I want to be able to use Map-reduce to process model entities on queries ordered by a datetime property or perhaps any non-key property.
It looks like the crucial factor for map reduce is to be able to evenly split the range, and down to a minimum range "space" (i.e., not based on # of entities, but based on possible # of entities for the range). The built-in range is a key range, which GAE has designed to be evenly distributed and also limited to 1 per key.
It also looks like creating a range iterator on any other property has two possible problems: (1) even distribution; and (2) # of entities at any given value. For issue (2) as an example, there may be multiple entities at one datetime value. This seems to create a problem of determining batch size for splitting the range.
My question is: Is there a practical solution to creating a map reduce model iterator with range iterator not based on model keys and possibly neither evenly distributed nor predictable entity counts for any range?
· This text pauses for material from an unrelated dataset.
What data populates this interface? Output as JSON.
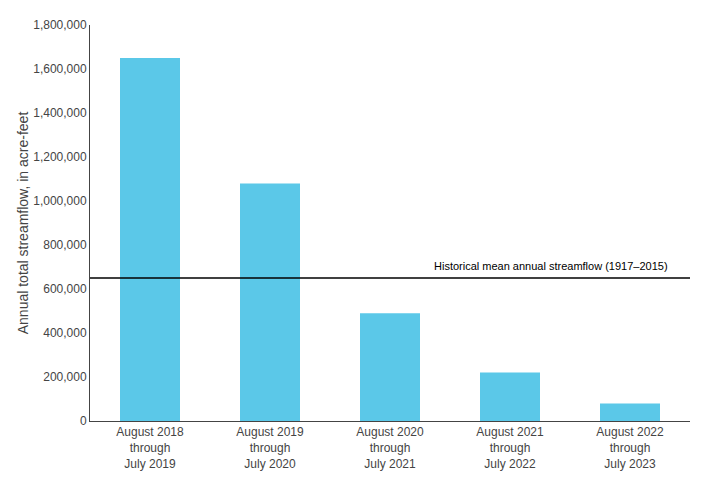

Mapreduce will try to split the input as best it can. In the case of an inequality query IE: Between timestamp X and Y. It will split the property range (such as timestamp) evenly. So if there is a poor distribution of values by timestamp this will result in some shards getting more entities than others. This is somewhat mitigated by the fact that it oversamples. (IE: Each shard receives multiple non-adjacent ranges) For equality queries (IE: Where Foo=Bar and Baz=Bat) It does much better. It uses the "__scatter__" property which is a value that is randomly applied to 1 in every 512 entities. It does a query on these to get a sample of the distribution of entities through keyspace and then partitions keyspace accordingly. This obviously does not provide exact partitioning, but because it follows the actual distribution of the data as opposed to simply assuming a uniform distribution, it does fairly well in practice.